What does this demonstrate? That if prose is effectively to express the workings of the consciousness it has to borrow from poetry? Undoubtedly, but conversely too, surely, that poetry for the same reason needs to be buttressed by prose. The kind of mental exploration seen in the above passages could not have been achieved by poetry alone. Nor could prose have brought it off without resorting to the poetic.

And this is where we come back to the later style of James as featured in ‘The Beast in the Jungle.’ Let’s look at the dawning of Marcher’s consciousness regarding the significance of his fellow mourner’s expression as described shortly after the sentence quoted at the start of this article:

“He had seen OUTSIDE of his life, not learned it within, the way a woman was mourned when she had been loved for herself: such was the force of his conviction of the meaning of the stranger’s face, which still flared for him as a smoky torch. It hadn’t come to him, this knowledge, on the wings of experience; it had touched him, jostled him, upset him, with the disrespect of chance, the insolence of accident. Now that the illumination had begun, however, it blazed to the zenith, and what he presently stood there gazing at was the sounded void of his life.”

Smoky torch

The scales have finally fallen from Marcher’s eyes.
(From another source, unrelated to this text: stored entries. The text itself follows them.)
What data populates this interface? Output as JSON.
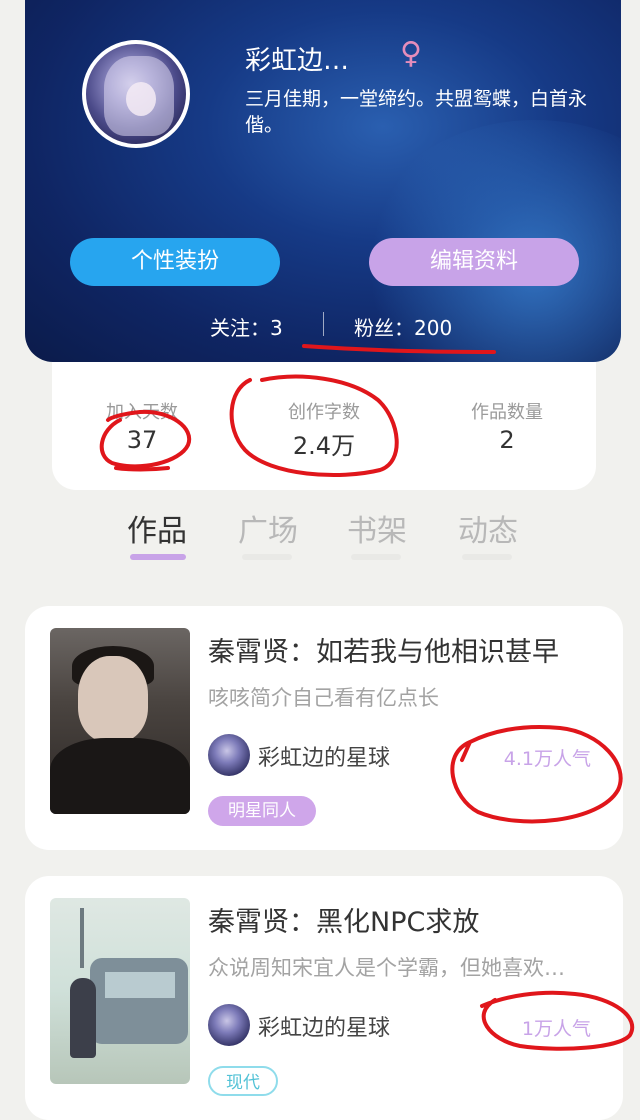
{
  "profile": {
    "name": "彩虹边…",
    "gender_symbol": "♀",
    "bio": "三月佳期，一堂缔约。共盟鸳蝶，白首永偕。",
    "dress_button": "个性装扮",
    "edit_button": "编辑资料",
    "following": "关注：3",
    "fans": "粉丝：200"
  },
  "stats": [
    {
      "label": "加入天数",
      "value": "37"
    },
    {
      "label": "创作字数",
      "value": "2.4万"
    },
    {
      "label": "作品数量",
      "value": "2"
    }
  ],
  "tabs": [
    "作品",
    "广场",
    "书架",
    "动态"
  ],
  "works": [
    {
      "title": "秦霄贤：如若我与他相识甚早",
      "desc": "咳咳简介自己看有亿点长",
      "author": "彩虹边的星球",
      "popularity": "4.1万人气",
      "tag": "明星同人"
    },
    {
      "title": "秦霄贤：黑化NPC求放",
      "desc": "众说周知宋宜人是个学霸，但她喜欢…",
      "author": "彩虹边的星球",
      "popularity": "1万人气",
      "tag": "现代"
    }
  ],
  "colors": {
    "accent_purple": "#c8a3e8",
    "accent_blue": "#27a5ef",
    "annotation_red": "#e0161b"
  }
}
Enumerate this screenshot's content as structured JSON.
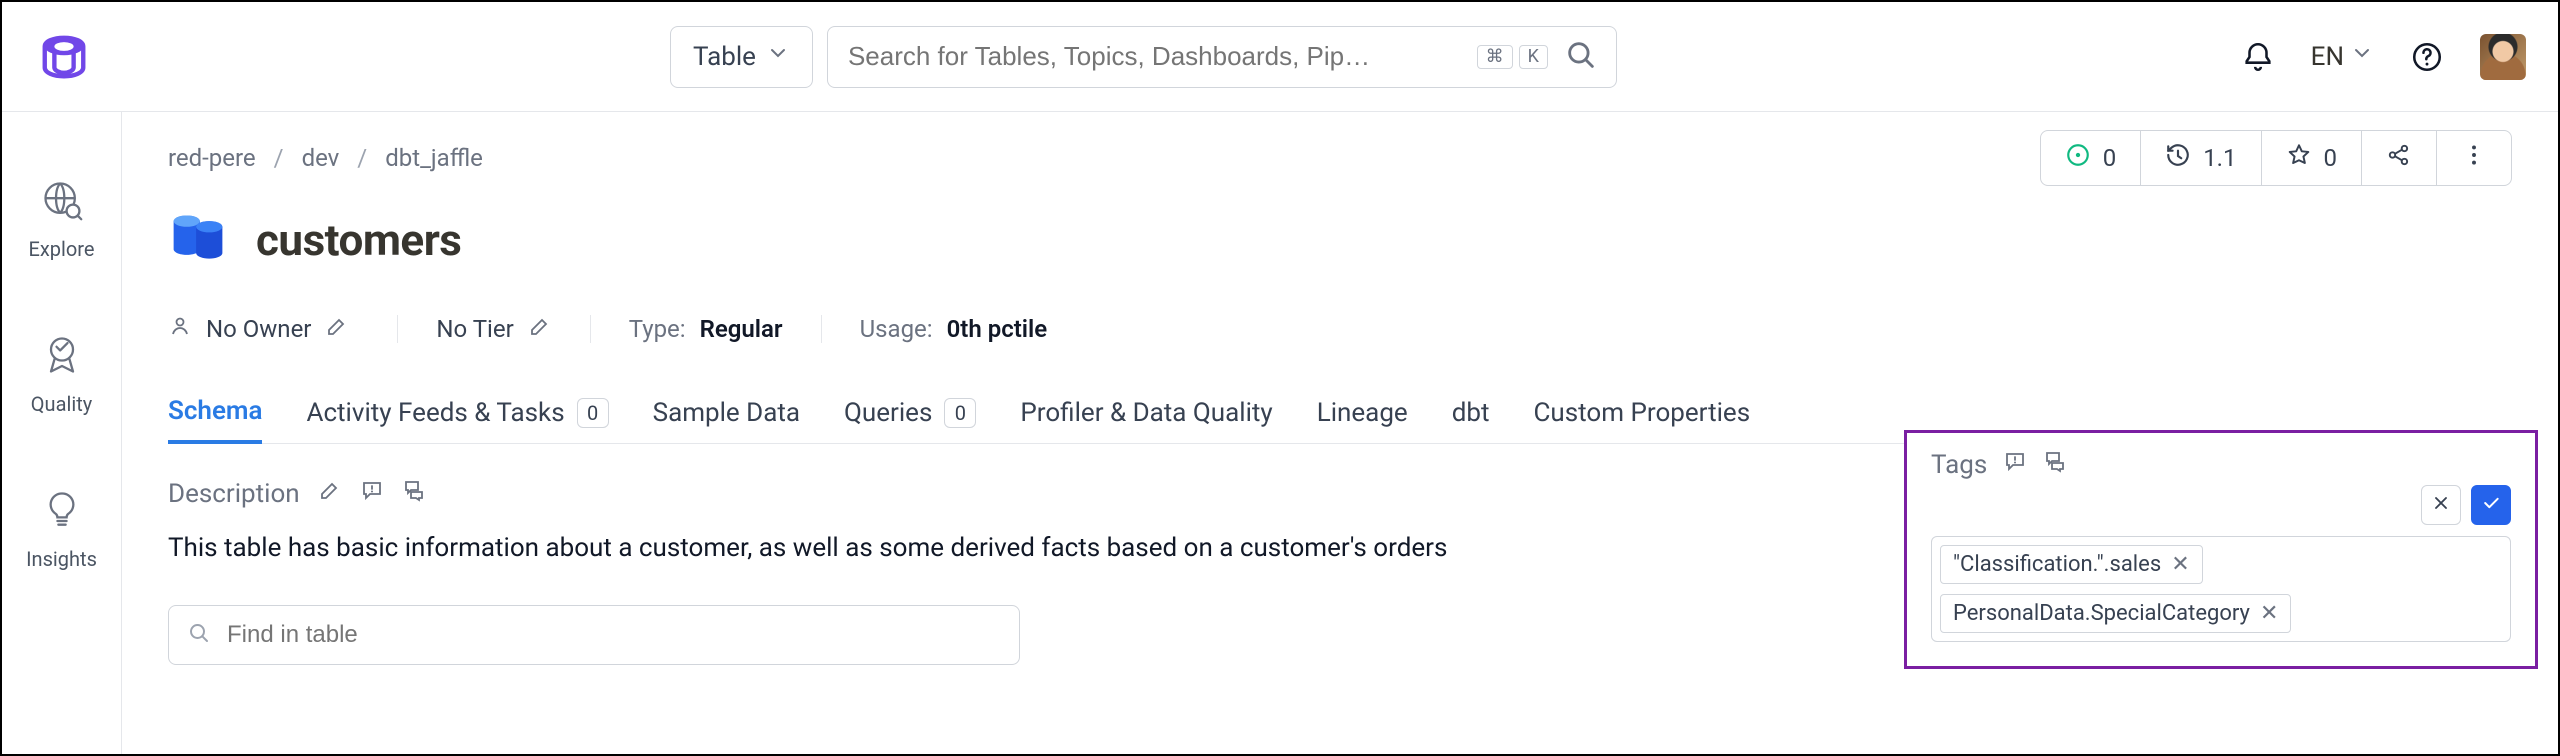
{
  "topbar": {
    "search_type_label": "Table",
    "search_placeholder": "Search for Tables, Topics, Dashboards, Pip…",
    "shortcut_keys": [
      "⌘",
      "K"
    ],
    "language_label": "EN"
  },
  "leftrail": {
    "items": [
      {
        "label": "Explore",
        "icon": "globe-search-icon"
      },
      {
        "label": "Quality",
        "icon": "ribbon-icon"
      },
      {
        "label": "Insights",
        "icon": "bulb-icon"
      }
    ]
  },
  "breadcrumb": {
    "items": [
      "red-pere",
      "dev",
      "dbt_jaffle"
    ]
  },
  "entity": {
    "title": "customers",
    "owner_label": "No Owner",
    "tier_label": "No Tier",
    "type_label": "Type:",
    "type_value": "Regular",
    "usage_label": "Usage:",
    "usage_value": "0th pctile"
  },
  "stats": {
    "running": "0",
    "version": "1.1",
    "starred": "0"
  },
  "tabs": [
    {
      "label": "Schema",
      "active": true
    },
    {
      "label": "Activity Feeds & Tasks",
      "badge": "0"
    },
    {
      "label": "Sample Data"
    },
    {
      "label": "Queries",
      "badge": "0"
    },
    {
      "label": "Profiler & Data Quality"
    },
    {
      "label": "Lineage"
    },
    {
      "label": "dbt"
    },
    {
      "label": "Custom Properties"
    }
  ],
  "description": {
    "heading": "Description",
    "text": "This table has basic information about a customer, as well as some derived facts based on a customer's orders"
  },
  "find_placeholder": "Find in table",
  "tags": {
    "heading": "Tags",
    "items": [
      "\"Classification.\".sales",
      "PersonalData.SpecialCategory"
    ]
  }
}
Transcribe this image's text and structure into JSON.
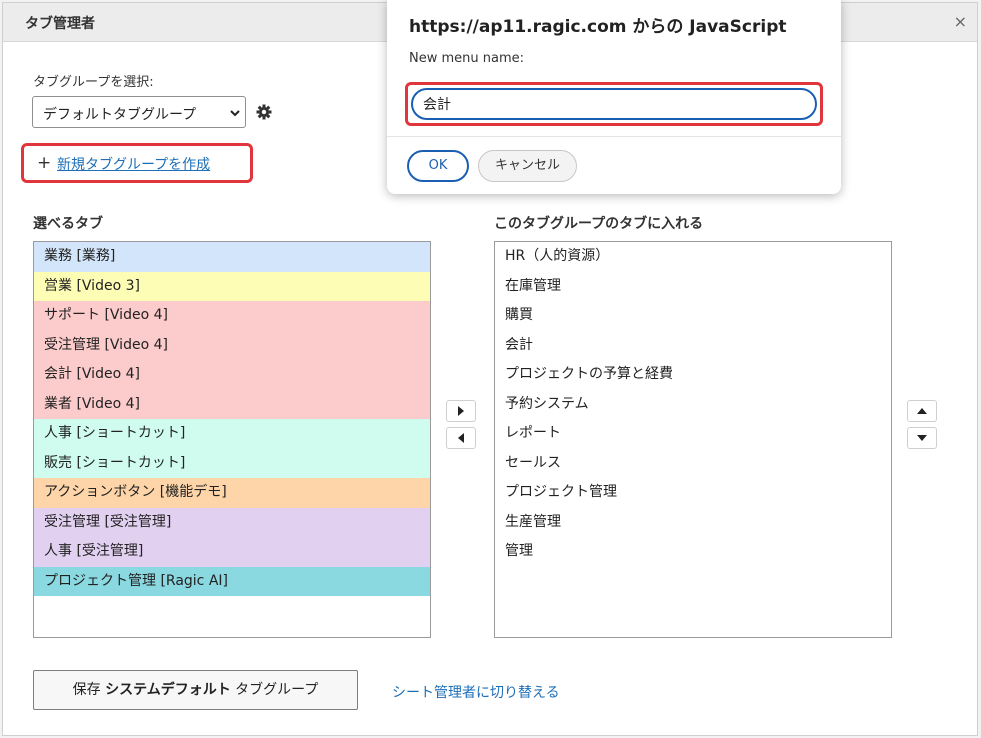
{
  "dialog": {
    "title": "タブ管理者",
    "close_symbol": "×",
    "select_label": "タブグループを選択:",
    "selected_group": "デフォルトタブグループ",
    "create_link_plus": "+",
    "create_link": "新規タブグループを作成",
    "available_title": "選べるタブ",
    "included_title": "このタブグループのタブに入れる",
    "save_prefix": "保存",
    "save_bold": "システムデフォルト",
    "save_suffix": "タブグループ",
    "switch_link": "シート管理者に切り替える"
  },
  "available_tabs": [
    {
      "label": "業務 [業務]",
      "color": "#d3e5fa"
    },
    {
      "label": "営業 [Video 3]",
      "color": "#fefdb6"
    },
    {
      "label": "サポート [Video 4]",
      "color": "#fccccc"
    },
    {
      "label": "受注管理 [Video 4]",
      "color": "#fccccc"
    },
    {
      "label": "会計 [Video 4]",
      "color": "#fccccc"
    },
    {
      "label": "業者 [Video 4]",
      "color": "#fccccc"
    },
    {
      "label": "人事 [ショートカット]",
      "color": "#cffcee"
    },
    {
      "label": "販売 [ショートカット]",
      "color": "#cffcee"
    },
    {
      "label": "アクションボタン [機能デモ]",
      "color": "#fed5a9"
    },
    {
      "label": "受注管理 [受注管理]",
      "color": "#e2d0f1"
    },
    {
      "label": "人事 [受注管理]",
      "color": "#e2d0f1"
    },
    {
      "label": "プロジェクト管理 [Ragic AI]",
      "color": "#8ad8e0"
    }
  ],
  "included_tabs": [
    "HR（人的資源）",
    "在庫管理",
    "購買",
    "会計",
    "プロジェクトの予算と経費",
    "予約システム",
    "レポート",
    "セールス",
    "プロジェクト管理",
    "生産管理",
    "管理"
  ],
  "prompt": {
    "title": "https://ap11.ragic.com からの JavaScript",
    "message": "New menu name:",
    "input_value": "会計",
    "ok_label": "OK",
    "cancel_label": "キャンセル"
  },
  "colors": {
    "highlight_red": "#e0363b",
    "link_blue": "#1e6fb8",
    "focus_blue": "#1a5fb4"
  },
  "icons": [
    "close-icon",
    "chevron-down-icon",
    "gear-icon",
    "arrow-right-icon",
    "arrow-left-icon",
    "arrow-up-icon",
    "arrow-down-icon"
  ]
}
His great expectation of being marked out for something special is fulfilled in the shocking realisation that nothing is ever to happen to him due to his failure of love. The illustration of the smoky torch works as in poetry to suggest the unsteady light in which he begins to make out his destiny. But it is the elaborate prose, with its qualifications and regressions, that captures the way his mind gropes towards the terrible conclusion. Once it is reached poetry lights it up with the returning image of the torch now ‘blazing to the zenith’

Thus, with its overarching symbolism of the beast as the destiny finally to devour Marcher, with its nightmarish revelation of the cruelty caused and the self-defeat inflicted by self-love, ‘The Beast in the Jungle’ is a moral fable that has the power associated with great poetry. But it is a poetic effect that could only have been achieved by means of the unique prose of James’ late style.